24 février 2009 — Qu’est-ce que c’est que cette crise, quelle est sa réelle substance? Nous tenons pour notre part, comme nous l'avons écrit souvent, qu'il s'agit d'une “crise de civilisation”, – mais plus encore, que c’est “la crise de notre civilisation”, – entendant par là que ce n’est pas “une crise de plus” de notre civilisation mais la crise fondamentale de notre civilisation. Que cette crise, comme le remarque l’un ou l’autre de nos lecteurs, se soit déjà manifestée, c’est l’évidence sinon une lapalissade complète, – puisqu’elle n’est pas née d’hier et qu’elle s’est déjà manifestée à diverses reprises. (C’est bien entendu complètement la thèse du livre Les âmes de Verdun, auquel nous avons apporté quelque contribution.)

La différence, aujourd’hui, est qu’il s’agit d’une crise dont on devine bien la nature, de plus en plus fermement, de plus en rapidement, presque “en temps réel” comme on dit; nous nous regardons être en crise en même temps que nous sommes en crise, et nous mesurons la gravité formidable de cette crise, d’une façon assez mesurée et contrôlée après tout, en même temps que nous la subissons. On peut aller au cinéma assez paisiblement et, à l’entr’acte, en mangeant un chocolat glacé, se faire à soi-même la remarque : “Tiens, au fait, notre civilisation est entrée dans sa crise ultime”, puis nous installer confortablement pour suivre le film, – par exemple, Die Hard n°4 ou n°5 de la série, avec Bruce Willis et ses cheveux blanchis et rasés, en train de sauver la civilisation hollywoodienne à bord d’un F-35/JSF qui marche vraiment très bien.

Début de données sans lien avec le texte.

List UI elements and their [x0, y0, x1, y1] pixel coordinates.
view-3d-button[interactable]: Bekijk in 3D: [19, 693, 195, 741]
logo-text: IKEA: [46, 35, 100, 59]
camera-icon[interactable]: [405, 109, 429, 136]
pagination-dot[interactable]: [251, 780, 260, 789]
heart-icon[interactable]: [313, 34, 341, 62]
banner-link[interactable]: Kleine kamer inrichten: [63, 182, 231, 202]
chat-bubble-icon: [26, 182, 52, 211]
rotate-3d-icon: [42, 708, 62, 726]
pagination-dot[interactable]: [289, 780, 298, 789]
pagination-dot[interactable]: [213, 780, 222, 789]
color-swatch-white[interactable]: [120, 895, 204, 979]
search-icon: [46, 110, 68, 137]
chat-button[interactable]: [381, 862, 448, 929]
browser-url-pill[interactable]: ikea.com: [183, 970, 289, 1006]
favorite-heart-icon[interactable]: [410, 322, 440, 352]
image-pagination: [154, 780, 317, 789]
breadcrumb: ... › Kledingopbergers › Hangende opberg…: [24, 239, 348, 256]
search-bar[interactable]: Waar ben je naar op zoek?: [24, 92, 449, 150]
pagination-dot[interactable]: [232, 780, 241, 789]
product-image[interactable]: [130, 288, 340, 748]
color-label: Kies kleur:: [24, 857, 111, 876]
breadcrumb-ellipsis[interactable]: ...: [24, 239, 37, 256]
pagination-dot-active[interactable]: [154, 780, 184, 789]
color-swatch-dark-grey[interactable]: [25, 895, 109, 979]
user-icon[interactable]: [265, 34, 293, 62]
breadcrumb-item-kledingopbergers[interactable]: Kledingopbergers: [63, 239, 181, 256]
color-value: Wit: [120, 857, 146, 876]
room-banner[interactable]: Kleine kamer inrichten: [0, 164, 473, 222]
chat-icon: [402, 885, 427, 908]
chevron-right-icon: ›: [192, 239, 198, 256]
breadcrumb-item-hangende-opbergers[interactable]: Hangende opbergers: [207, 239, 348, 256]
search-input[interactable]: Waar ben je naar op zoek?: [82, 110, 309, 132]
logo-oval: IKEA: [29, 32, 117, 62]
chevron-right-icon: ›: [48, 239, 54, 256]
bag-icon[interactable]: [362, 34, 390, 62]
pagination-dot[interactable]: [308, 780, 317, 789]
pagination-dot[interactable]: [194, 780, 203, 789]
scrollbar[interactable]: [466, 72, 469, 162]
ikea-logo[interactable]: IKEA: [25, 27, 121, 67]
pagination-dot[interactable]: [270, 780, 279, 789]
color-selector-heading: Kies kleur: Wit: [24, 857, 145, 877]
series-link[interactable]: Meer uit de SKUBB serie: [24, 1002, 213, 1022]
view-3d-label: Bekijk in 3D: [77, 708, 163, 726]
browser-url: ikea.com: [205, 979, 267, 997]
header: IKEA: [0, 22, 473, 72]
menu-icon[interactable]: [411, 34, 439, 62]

La différence, encore, avec les précédentes “crises de la civilisation”, et pour caractériser encore plus cette crise comme la “crise de notre civilisation”, tient dans ce que sa nature, que nous percevons au moment où la crise se développe, est liée effectivement, directement et d’une manière démonstrative, à la nature du système qui nous régit, qui est aujourd’hui le système central de notre civilisation; il n'y a pas dissimulation derrière tel ou tel événement, le lien entre la crise et le système est irréfutable. Ainsi la crise est-elle encore plus confirmée et renforcée, à mesure qu’elle se répand, comme “la crise de notre civilisation”, – crise unique par sa puissance et sa signification, crise ultime également, parce qu’après un tel choc, “plus rien ne sera jamais plus comme avant”; en ce sens également, une crise sans “après” (“il n’y a plus d’après”).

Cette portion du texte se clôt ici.